About Jo
Jo Johnson is Executive Chairman of FutureLearn, the global online learning platform. He works internationally across higher education, digital learning, and education investment, with board and advisory roles at leading education and skills organisations across the UK, North America, Europe, and Asia.
He serves on the board of Access Education Group and is a member of the Council of the Dyson Institute for Engineering and Technology. He is a Visiting Professor at King’s College London and a Fellow of Birkbeck College, University of London. He is also a member of the House of Lords, the European Council on Foreign Relations, and an Honorary Governor of the Ditchley Foundation.

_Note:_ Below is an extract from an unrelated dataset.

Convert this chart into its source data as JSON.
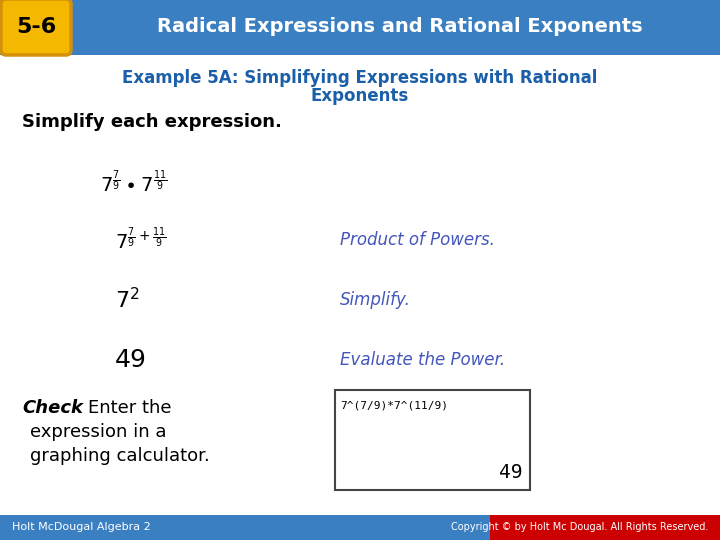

Jo previously served as UK Minister of State for Universities, Science, Research and Innovation, attending Cabinet, with responsibility for higher education, research funding, and international education. He also served as Head of the No.10 Policy Unit, advising the Prime Minister on domestic policy across government. He was a Member of Parliament from 2010 to 2019 and was appointed to the House of Lords in 2020.
He was a Senior Fellow and Research Fellow at the Mossavar-Rahmani Center for Business and Government at the Harvard Kennedy School from 2019 to 2023.
Before entering public life, Jo spent 13 years at the Financial Times, where he held senior editorial roles including Associate Editor, Head of Lex, South Asia Bureau Chief, and Paris correspondent.
He is the author of two books: The Man Who Tried to Buy the World (Penguin, 2003, with Martine Orange) and Reconnecting Britain and India: Ideas for an Enhanced Partnership (Academic Foundation, 2011, with Dr Rajiv Kumar).
He was educated at Balliol College, Oxford, where he was a scholar and received a first-class degree in Modern History. He also holds an MBA from INSEAD and studied at the Université Libre de Bruxelles as a Wiener Anspach Fellow.
He lives in London with his wife, the journalist Amelia Gentleman, and their children.